Daily Diary
SEPTEMBER 23rd
Dear Diary,
Have you ever thought of how you decide to become just friends with someone you were involved with romantically and it all seems to be fun until they meet some other person and then you start realizing that that’s not and will never be what you want with them? Sometimes you stay back pretending to want to be only friends when what you really want is to be given a second chance and for you to right every wrong you did that brought your relationship to an end. You just wish the other person forgives you and learns to trust you again — so you stay around pretending to want to be their friend only, knowing fully well that you will always want more.
It’s been 10 days since my new favorite person and I mutually decided to break our relationship and remain just friends and though we’ve been separated for all this time, I still get to see her a lot and every moment, I can’t but wonder if I’m not being selfish for always wanting to be by her. And for the first time since that day, I feel like writing again. I remember that this is the reason I wanted a diary — to be able to document my sorrows, joy, love, pain, depression, etc
And while I’m at it again, I wonder if people believe in soulmates… Miles Munroe says in his book Waiting and Dating that there’s no special person made or reserved by God for you and I believe it. But then again, how is it that with the countless possibilities of having a soulmate, many people end up not having one at all? How many of us truly believe in a soulmate? Or maybe we have the wrong idea of what a soulmate is or should be? Even in all this charade, we still believe that some soulmates are more soulmates than others. After all, ALL ANIMALS ARE EQUAL, BUT SOME ARE MORE EQUAL THAN OTHERS. Maiva says my new favorite person might be my soul mate. Maybe the one true soul mate. I think so too. What’s there to do or say? Only time will tell — QUI VIVRA, VERRA.
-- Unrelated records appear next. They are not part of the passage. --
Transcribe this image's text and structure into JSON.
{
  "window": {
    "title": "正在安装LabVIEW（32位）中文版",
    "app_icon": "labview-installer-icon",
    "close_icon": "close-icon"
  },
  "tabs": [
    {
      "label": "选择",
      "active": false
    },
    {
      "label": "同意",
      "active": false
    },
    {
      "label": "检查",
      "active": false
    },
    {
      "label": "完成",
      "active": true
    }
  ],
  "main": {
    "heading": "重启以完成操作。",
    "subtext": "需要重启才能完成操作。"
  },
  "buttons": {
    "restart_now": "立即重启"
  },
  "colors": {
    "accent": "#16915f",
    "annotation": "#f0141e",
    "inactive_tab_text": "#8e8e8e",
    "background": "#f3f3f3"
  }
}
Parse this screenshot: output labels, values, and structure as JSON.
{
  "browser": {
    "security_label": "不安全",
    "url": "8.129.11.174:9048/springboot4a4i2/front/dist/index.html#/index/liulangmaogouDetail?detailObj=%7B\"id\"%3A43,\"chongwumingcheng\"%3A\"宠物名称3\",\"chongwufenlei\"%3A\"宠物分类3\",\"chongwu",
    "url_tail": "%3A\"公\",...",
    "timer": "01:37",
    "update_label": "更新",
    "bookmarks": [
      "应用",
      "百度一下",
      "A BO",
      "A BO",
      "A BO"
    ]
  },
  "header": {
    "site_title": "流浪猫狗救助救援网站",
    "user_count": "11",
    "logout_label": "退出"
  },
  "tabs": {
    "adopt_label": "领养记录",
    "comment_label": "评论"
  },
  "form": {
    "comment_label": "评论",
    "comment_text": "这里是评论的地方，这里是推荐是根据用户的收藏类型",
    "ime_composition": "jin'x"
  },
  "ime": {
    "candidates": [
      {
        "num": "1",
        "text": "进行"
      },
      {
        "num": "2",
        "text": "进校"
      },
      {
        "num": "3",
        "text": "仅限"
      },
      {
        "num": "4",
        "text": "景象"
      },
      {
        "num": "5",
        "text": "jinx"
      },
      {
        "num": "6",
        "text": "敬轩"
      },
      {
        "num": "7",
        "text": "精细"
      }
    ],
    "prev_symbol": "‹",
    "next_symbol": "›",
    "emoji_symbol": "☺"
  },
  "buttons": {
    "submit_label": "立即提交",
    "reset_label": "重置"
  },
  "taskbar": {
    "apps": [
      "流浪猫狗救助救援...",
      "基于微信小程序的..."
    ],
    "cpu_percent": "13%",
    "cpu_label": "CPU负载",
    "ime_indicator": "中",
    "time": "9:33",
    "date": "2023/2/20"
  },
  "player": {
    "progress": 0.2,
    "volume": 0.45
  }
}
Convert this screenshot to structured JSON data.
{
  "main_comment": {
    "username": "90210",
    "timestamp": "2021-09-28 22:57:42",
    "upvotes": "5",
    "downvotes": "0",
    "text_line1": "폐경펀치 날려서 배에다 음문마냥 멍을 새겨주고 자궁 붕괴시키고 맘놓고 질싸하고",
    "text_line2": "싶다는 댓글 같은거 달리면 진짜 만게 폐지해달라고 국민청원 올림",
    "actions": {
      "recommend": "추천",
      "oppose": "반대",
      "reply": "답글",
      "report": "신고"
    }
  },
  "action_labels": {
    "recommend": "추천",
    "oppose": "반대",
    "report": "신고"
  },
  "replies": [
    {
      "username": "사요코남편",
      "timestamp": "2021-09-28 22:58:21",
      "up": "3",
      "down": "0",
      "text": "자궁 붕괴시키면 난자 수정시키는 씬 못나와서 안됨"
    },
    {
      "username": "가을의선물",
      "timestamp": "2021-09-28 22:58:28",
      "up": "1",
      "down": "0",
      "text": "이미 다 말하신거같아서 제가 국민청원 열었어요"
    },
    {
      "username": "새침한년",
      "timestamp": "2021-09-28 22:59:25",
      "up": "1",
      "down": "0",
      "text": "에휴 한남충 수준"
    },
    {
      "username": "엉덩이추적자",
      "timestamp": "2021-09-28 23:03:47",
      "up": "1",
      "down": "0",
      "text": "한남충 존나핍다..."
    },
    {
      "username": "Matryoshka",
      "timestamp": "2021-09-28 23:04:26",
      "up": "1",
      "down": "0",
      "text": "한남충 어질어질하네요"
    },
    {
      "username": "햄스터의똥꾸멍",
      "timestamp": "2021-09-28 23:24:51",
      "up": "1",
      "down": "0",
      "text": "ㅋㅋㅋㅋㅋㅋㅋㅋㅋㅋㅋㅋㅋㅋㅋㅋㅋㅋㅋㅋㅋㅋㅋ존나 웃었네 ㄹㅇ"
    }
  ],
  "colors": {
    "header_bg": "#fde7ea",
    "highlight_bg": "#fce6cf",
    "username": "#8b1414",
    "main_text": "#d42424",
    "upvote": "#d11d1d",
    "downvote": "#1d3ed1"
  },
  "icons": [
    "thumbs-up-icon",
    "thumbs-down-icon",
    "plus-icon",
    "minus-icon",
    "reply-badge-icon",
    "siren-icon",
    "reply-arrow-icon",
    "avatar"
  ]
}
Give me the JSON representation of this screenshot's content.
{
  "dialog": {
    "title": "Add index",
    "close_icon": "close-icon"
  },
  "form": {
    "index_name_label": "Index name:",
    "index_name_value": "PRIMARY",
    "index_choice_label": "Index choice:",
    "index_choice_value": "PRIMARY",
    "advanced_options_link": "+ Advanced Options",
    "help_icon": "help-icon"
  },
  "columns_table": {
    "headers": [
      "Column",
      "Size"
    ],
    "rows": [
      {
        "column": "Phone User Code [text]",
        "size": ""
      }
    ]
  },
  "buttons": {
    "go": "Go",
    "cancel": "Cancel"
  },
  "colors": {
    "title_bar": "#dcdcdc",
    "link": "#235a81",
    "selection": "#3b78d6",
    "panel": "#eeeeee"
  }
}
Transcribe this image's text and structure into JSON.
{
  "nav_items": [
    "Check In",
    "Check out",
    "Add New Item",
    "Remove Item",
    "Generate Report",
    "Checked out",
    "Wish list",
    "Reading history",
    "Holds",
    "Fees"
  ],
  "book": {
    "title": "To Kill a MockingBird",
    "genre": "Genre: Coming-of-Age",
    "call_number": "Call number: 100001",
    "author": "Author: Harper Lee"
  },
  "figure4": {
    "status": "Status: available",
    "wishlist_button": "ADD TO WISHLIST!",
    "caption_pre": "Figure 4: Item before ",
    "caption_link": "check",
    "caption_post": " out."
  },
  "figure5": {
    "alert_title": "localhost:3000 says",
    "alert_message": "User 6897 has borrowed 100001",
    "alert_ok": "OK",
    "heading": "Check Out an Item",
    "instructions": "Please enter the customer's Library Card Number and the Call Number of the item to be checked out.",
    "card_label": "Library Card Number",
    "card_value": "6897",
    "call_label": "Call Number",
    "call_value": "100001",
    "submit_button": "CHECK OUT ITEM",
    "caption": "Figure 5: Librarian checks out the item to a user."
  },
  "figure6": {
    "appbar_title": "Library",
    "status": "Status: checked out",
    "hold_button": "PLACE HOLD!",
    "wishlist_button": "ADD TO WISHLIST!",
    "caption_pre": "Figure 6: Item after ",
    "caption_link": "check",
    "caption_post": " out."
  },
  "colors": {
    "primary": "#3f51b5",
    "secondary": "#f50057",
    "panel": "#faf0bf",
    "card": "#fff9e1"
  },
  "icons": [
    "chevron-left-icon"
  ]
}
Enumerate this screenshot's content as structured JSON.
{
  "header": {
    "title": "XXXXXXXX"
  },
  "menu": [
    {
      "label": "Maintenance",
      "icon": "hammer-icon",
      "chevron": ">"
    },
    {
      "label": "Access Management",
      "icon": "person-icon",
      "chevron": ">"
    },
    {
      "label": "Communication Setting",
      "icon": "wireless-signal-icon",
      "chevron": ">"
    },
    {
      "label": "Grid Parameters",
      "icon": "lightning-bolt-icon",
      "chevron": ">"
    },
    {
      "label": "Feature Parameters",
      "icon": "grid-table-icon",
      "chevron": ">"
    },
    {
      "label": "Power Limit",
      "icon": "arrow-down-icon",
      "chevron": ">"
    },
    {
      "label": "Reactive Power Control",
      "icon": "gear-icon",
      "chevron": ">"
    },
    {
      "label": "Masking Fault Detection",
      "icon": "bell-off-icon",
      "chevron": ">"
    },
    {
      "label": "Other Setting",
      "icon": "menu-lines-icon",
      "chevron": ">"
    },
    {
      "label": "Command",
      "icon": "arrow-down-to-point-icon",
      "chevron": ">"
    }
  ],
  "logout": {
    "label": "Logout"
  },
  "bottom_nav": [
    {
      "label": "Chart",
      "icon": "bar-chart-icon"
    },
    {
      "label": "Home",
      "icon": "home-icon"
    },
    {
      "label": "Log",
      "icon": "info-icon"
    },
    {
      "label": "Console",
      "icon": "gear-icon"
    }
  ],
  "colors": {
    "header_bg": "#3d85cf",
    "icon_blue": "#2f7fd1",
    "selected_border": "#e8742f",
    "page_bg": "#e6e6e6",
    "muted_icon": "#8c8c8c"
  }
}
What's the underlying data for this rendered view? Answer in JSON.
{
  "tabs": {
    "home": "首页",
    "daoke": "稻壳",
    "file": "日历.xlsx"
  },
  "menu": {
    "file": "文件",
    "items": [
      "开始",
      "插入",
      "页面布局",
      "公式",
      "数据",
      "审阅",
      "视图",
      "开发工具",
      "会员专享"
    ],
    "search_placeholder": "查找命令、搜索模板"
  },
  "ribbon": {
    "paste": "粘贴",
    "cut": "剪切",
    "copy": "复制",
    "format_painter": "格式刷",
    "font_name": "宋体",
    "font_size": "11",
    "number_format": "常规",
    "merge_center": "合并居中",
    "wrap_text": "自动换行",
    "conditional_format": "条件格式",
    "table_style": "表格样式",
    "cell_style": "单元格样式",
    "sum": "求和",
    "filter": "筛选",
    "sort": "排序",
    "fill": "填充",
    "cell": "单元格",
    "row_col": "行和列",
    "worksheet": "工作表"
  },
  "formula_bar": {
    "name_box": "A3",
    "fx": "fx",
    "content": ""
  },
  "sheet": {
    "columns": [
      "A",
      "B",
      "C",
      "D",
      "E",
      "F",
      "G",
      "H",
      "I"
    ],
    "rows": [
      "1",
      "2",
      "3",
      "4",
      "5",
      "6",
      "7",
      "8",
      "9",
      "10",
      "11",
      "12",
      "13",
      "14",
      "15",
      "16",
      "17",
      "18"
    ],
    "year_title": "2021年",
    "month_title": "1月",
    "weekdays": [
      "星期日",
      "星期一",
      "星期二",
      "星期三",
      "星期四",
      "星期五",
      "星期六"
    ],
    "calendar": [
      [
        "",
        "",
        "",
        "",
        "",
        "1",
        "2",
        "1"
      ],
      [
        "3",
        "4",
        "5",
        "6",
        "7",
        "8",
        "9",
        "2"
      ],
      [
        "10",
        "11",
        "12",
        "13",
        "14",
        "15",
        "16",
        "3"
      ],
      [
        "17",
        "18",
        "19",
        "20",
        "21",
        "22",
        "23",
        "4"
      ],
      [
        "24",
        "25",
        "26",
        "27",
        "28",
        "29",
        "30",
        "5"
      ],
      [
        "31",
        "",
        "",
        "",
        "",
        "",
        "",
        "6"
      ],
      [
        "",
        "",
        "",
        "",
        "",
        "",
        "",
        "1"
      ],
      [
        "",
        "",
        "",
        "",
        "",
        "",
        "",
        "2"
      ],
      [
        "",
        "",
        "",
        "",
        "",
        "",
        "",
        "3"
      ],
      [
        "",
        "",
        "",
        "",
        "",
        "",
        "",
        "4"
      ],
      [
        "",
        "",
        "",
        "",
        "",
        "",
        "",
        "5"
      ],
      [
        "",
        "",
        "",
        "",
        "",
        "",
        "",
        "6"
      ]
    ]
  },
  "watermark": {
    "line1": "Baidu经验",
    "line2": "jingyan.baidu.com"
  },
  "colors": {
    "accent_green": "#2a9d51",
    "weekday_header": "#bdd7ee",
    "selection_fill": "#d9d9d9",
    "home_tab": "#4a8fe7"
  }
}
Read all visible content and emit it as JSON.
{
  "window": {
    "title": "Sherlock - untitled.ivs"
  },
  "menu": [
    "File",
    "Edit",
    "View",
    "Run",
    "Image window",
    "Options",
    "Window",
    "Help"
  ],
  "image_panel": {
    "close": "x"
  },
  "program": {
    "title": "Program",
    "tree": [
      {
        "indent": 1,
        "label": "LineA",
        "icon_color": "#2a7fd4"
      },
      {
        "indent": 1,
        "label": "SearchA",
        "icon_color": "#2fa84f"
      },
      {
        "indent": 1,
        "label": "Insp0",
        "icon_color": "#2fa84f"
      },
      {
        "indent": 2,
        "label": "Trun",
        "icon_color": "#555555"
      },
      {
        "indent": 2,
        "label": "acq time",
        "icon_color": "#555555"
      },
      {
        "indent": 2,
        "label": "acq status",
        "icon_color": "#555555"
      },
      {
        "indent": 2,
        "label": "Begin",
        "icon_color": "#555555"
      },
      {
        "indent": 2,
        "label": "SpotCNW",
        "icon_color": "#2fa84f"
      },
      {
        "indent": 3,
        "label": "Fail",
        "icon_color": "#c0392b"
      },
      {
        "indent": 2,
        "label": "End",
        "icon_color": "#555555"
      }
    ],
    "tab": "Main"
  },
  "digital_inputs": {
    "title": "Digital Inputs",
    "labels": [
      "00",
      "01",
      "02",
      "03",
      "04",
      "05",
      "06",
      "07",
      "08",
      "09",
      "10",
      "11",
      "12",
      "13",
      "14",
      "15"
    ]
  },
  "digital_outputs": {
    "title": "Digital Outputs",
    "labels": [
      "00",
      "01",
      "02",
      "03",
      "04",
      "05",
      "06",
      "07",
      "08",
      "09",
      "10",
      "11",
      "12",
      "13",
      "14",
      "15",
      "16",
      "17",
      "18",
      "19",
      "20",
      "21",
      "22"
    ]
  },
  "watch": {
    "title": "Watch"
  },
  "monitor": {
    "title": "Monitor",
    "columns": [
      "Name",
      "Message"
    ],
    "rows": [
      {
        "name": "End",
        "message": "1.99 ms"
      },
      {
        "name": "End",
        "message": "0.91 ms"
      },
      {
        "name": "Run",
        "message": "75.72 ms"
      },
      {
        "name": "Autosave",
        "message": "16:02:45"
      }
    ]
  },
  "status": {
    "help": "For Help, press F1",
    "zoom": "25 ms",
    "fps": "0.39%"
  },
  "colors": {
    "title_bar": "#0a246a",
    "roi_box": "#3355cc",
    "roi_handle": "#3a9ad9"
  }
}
And it isn’t as easy as it seems. It isn’t as hard as people describe it. Love is all things but love remains the most beautiful thing you can and will ever experience. Of all the things I’ve been afraid of in my life, what has caused me to panic the most is the fear of ending up alone. While we want to promote family love over all others, there is none that comes close to the one you feel for and share with your favorite person because when the world must have moved on and your life gone, you will have but that one person to smile at and hold tight. So in the midst of every other thing you’re looking for, don’t forget to find love.